The phone call in the autumn of 1965 was the last conversation to two ever shared.
Birds are a reoccurring motif in Gilot's paintings, Yoakum explained. However, the environment in which they are depicted serve as strong metaphors for the message she conveys.
A Gilot painting Yoakum shared from the early 1940s during the German occupation of Paris, for example, displays a hawk with its wing tip stretching high over its head, but just short of reaching the tip of the Eiffel tower that can be seen outside the latched window in the background.
"The hawk represents the German forces, but the Eiffel tower, which is the symbol of Paris, is higher than the hawk's wing, which is saying: 'We will prevail even though our current situation is locked,' " Yoakum explained.
His presentation also included slides of other paintings and photographs from the early 1950s that evoked the growing strain in Gilot's relationship with Picasso. The pair met in 1943, the same year of Gilot's first exhibit in Paris when she was 21 and he was 61.
Yoakum described Gilot's life with Picasso as a "whirlpool" that included an undercurrent of competitiveness between the two. Yoakum best described this with another story of when a young Claude was trying to get into the studio where his mother was busy painting behind the closed door.
Twice he knocked relaying sweet messages to Gilot who acknowledged him, but wouldn't let him in. Playing to her competitive spirit, Claude succeeded on his third attempt when he knocked again and said:
" 'Momma, I think your paintings have fantasy in them...I think they're better than Poppa's.' "
During that period in her life, though, she was surrounded by the legendary artists of the day and developed strong friendships with Henri Matisse, Georges Braque and Jean Cocteau. The art-focused conversations she witnessed between Picasso and Matisse would eventually serve as the inspiration for her second book, "Matisse and Picasso: A Friendship in Art," published in 1990.
In 1953, Gilot abruptly ended her relationship with Picasso and two years later, she married Luc Simon, a French artist with whom she had a third child, Aurelia. They shared love and passion, Yoakum said, but lacked the dialogue Gilot experienced with Picasso. The marriage was short-lived and by the early 1960s, Gilot was working on the manuscript for "Life With Picasso," as well as a group of paintings that became known as her Labyrinth series.

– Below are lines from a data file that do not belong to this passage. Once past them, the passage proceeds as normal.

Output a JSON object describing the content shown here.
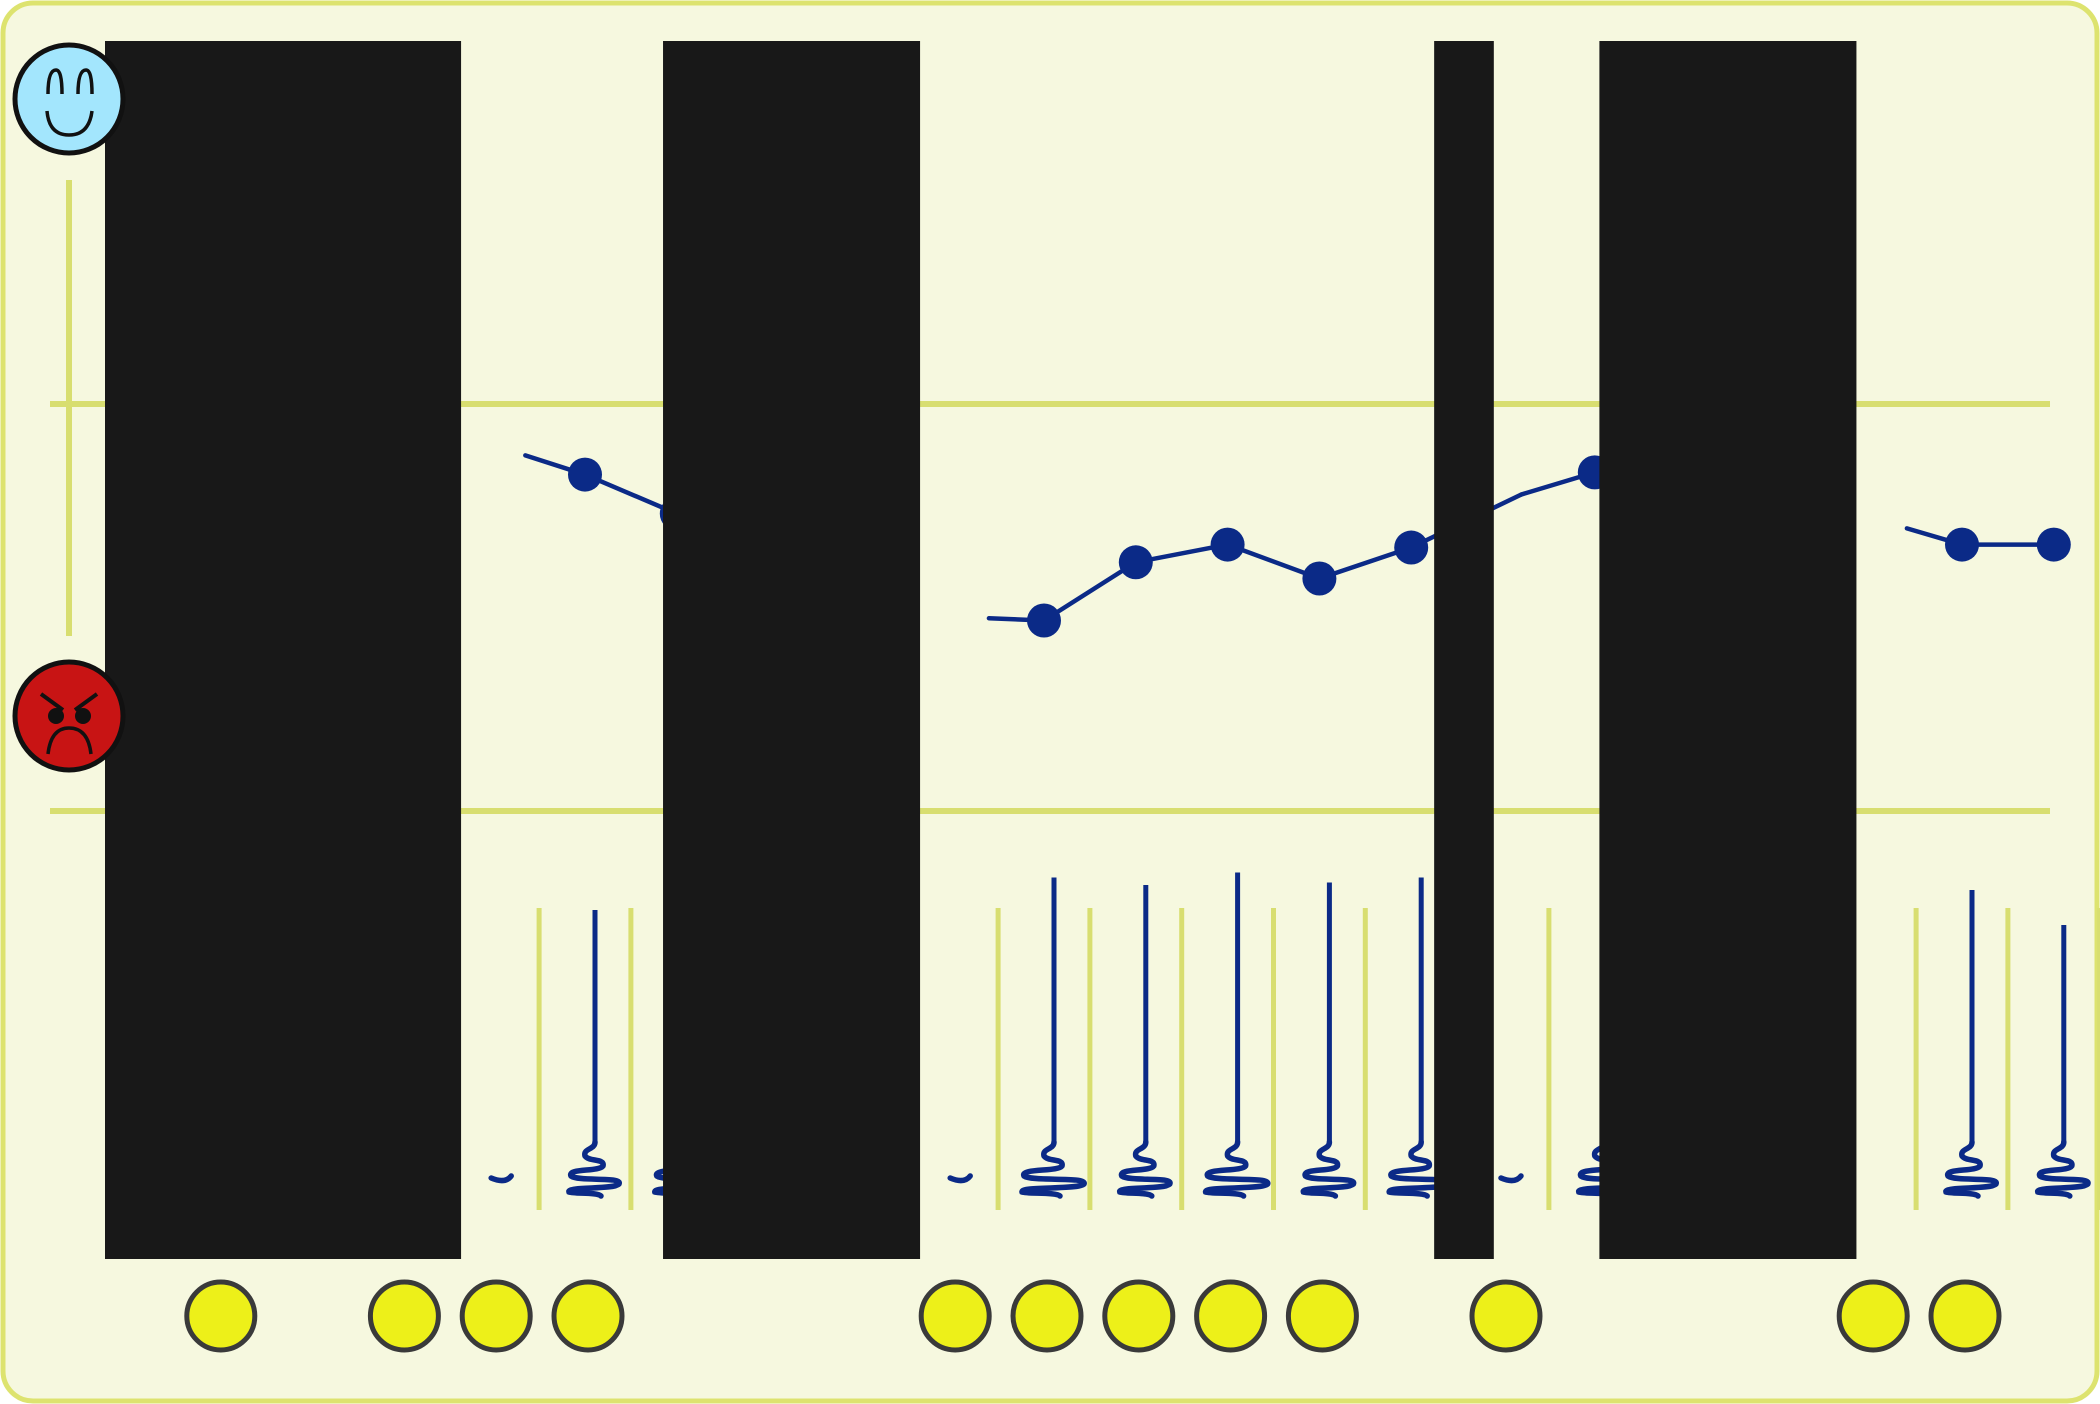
{
  "colors": {
    "background": "#f6f8df",
    "frame": "#dde36f",
    "gridline": "#d8de70",
    "series_line": "#0b2a87",
    "happy_face": "#a3e6fd",
    "angry_face": "#c81414",
    "face_outline": "#111111",
    "sun_marker": "#edf019",
    "sun_marker_outline": "#3a3a3a",
    "redaction": "#181818"
  },
  "icons": {
    "top": "happy-face-icon",
    "bottom": "angry-face-icon",
    "tendril": "squiggle-stem-icon",
    "marker": "yellow-circle-icon"
  },
  "chart_data": {
    "type": "line",
    "x_slots": 22,
    "y_scale": [
      "angry",
      "happy"
    ],
    "ylim": [
      0,
      10
    ],
    "mood_points": [
      {
        "slot": 5,
        "value": 7.17
      },
      {
        "slot": 6,
        "value": 6.64
      },
      {
        "slot": 10,
        "value": 5.19
      },
      {
        "slot": 11,
        "value": 5.98
      },
      {
        "slot": 12,
        "value": 6.22
      },
      {
        "slot": 13,
        "value": 5.76
      },
      {
        "slot": 14,
        "value": 6.18
      },
      {
        "slot": 16,
        "value": 7.2
      },
      {
        "slot": 20,
        "value": 6.22
      },
      {
        "slot": 21,
        "value": 6.22
      }
    ],
    "line_segments": [
      {
        "from": [
          4.35,
          7.43
        ],
        "to": [
          5,
          7.17
        ]
      },
      {
        "from": [
          5,
          7.17
        ],
        "to": [
          6,
          6.64
        ]
      },
      {
        "from": [
          6,
          6.64
        ],
        "to": [
          6.7,
          6.0
        ]
      },
      {
        "from": [
          9.4,
          5.22
        ],
        "to": [
          10,
          5.19
        ]
      },
      {
        "from": [
          10,
          5.19
        ],
        "to": [
          11,
          5.98
        ]
      },
      {
        "from": [
          11,
          5.98
        ],
        "to": [
          12,
          6.22
        ]
      },
      {
        "from": [
          12,
          6.22
        ],
        "to": [
          13,
          5.76
        ]
      },
      {
        "from": [
          13,
          5.76
        ],
        "to": [
          14,
          6.18
        ]
      },
      {
        "from": [
          14,
          6.18
        ],
        "to": [
          15.2,
          6.9
        ]
      },
      {
        "from": [
          15.2,
          6.9
        ],
        "to": [
          16,
          7.2
        ]
      },
      {
        "from": [
          16,
          7.2
        ],
        "to": [
          16.7,
          7.2
        ]
      },
      {
        "from": [
          19.4,
          6.44
        ],
        "to": [
          20,
          6.22
        ]
      },
      {
        "from": [
          20,
          6.22
        ],
        "to": [
          21,
          6.22
        ]
      }
    ],
    "stems": [
      {
        "slot": 5,
        "level": 0.6
      },
      {
        "slot": 6,
        "level": 0.76
      },
      {
        "slot": 10,
        "level": 0.73
      },
      {
        "slot": 11,
        "level": 0.7
      },
      {
        "slot": 12,
        "level": 0.75
      },
      {
        "slot": 13,
        "level": 0.71
      },
      {
        "slot": 14,
        "level": 0.73
      },
      {
        "slot": 16,
        "level": 0.7
      },
      {
        "slot": 20,
        "level": 0.68
      },
      {
        "slot": 21,
        "level": 0.54
      }
    ],
    "stem_stubs": [
      4.0,
      9.0,
      15.0
    ],
    "markers": [
      1,
      3,
      4,
      5,
      9,
      10,
      11,
      12,
      13,
      15,
      19,
      20
    ],
    "redactions": [
      {
        "from": 0.0,
        "to": 3.65
      },
      {
        "from": 5.85,
        "to": 8.65
      },
      {
        "from": 14.25,
        "to": 14.9
      },
      {
        "from": 16.05,
        "to": 18.85
      }
    ]
  }
}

During one of her visits to the West Coast in 1969 to make lithographs, she met Salk and ultimately agreed to his invitation to a personal tour of the Institute. They married the following year while Gilot split her time between her studios in Paris and La Jolla.
Gilot and Salk traveled extensively throughout their marriage and together created a vital international presence in art circles and the scientific community, Yoakum said. Although Gilot returned to New York after Salk's death in 1995, she remains close to the Institute as an active member of the International Council and by serving as the honorary chair of Symphony of Salk for the last 13 years. Her paintings have also been featured as the signature artwork for each of the concerts since the event's inception in 1996.
Gilot's journey as an artist continues to this day, Yoakum said. She remains active in the art scene through her exhibits in galleries throughout Europe and the United States. She also recently began a new series of paintings, which Gilot describes as some of her best work to date because she's now painting with more ease and spontaneity – something that Yoakum believes she also found in her marriage with Salk.
"I think what Françoise found was the dialogue that she had earlier (with Picasso), but without the combativeness. Jonas and Françoise experienced fame early in their careers and one might think that having that would be a really solid platform to continue the rest of your work," Yoakum said.
"However, creativity is an experiment, it's trial and error — and with the loss of anonymity, there is also the added scrutiny. This creates an additional burden that they had to carry," he said. "I think they both understood that very well, and one of the many characteristics that they each brought to their relationship was their ability to understand that in each other."